2014-08-03 23:34:00 | 一服所
ひさしぶりに出かけた六本木で嬉しい「一服所」をみつけました。六本木の交差点から、ミッドタウン方向へ徒歩7分くらいですか。ミッドタウンのちょうど対面のタバコ店の2階です。国民の喫煙率が20%になったそうで、ますます肩身の狭いスモーカーが、クーラー風に吹かれながら、換気のよい清潔な室内で人目を気にせず、深々とタバコが吸えます。JTのアンテナショップなどではなく、まったくの個人経営だそうで、お店の人に尋ねてみると、今年4月の開店、「喫煙のついでに買っていただければ」と設置したそう。

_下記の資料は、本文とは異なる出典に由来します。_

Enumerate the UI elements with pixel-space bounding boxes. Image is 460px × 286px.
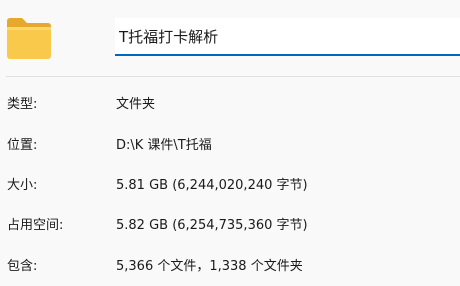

買わずに2階の喫煙所を利用してもちろんかまわない。夜10時まで開けているそうなので、どうせ一服するなら、炎天に晒される街角のスモーキング・スペースより断然お勧めです。

六本木については、以前に当ブログで書いたことがありました。あのどこか昏く閑散とした趣きは失われ、ずいぶん明るく変わりました。2階の喫煙所の窓からミッドタウンに出入りする人々を眺めながら、大学の先輩の「六本木ダニエル氏」のことを思いだしました。ダニエルという渾名が肯ける、イタリアの少年のように小柄ながら、黒目がちの大きな瞳と長い睫毛が印象的な、いわゆる濃い顔立ちで、「六本木のことなら隅から隅まで知り尽くしている」という評判の人でした。とても無口で後輩には声をかけにくい人でしたが、酒を飲んで喋り出すとこれが訥々とした青森弁。それがかえってフランス語のようにも聞こえ、我々後輩は、「きっとすごい遊び人なんだろうな」と尊敬していたものです。

あるとき、意を決して、「六本木のことを教えて下さいよ」と尋ねたら、「へっ?」と丸い目をさらに丸くしました。なんのことはない。先輩たちにからかわれていたのでした。「六本木ダニエル氏」が、「六本木を隅から隅まで知り尽くしている」のは当たり前のことで、2年ほど、アルバイトで六本木界隈の新聞配達をしていたのでした。真相を知ってみると、青森の田舎者のズーズー弁としか思えなくなったのですから、現金なものです。

あれから幾星霜、バブル景気が去り、六本木ヒルズが建ち、ミッドタウンがそびえる六本木には、もう朝夕の新聞の配達を待つような住宅やアパートはなくなったようです。その頃は、六本木交差点の誠志堂書店や喫茶アマンドが待ち合わせの目印でした。アマンドは生とカスタード両方のクリームを一緒に楽しめるドーナツ形のシュークリームが名物でした。ビジネス街としては二流三流の場末でしたが、いまでは再開発されて大規模ビルのランドマークだらけです。「六本木ダニエル氏」も故郷の青森で公務員になり、無事定年を迎えた後は、外郭団体の嘱託職員になっているそうです。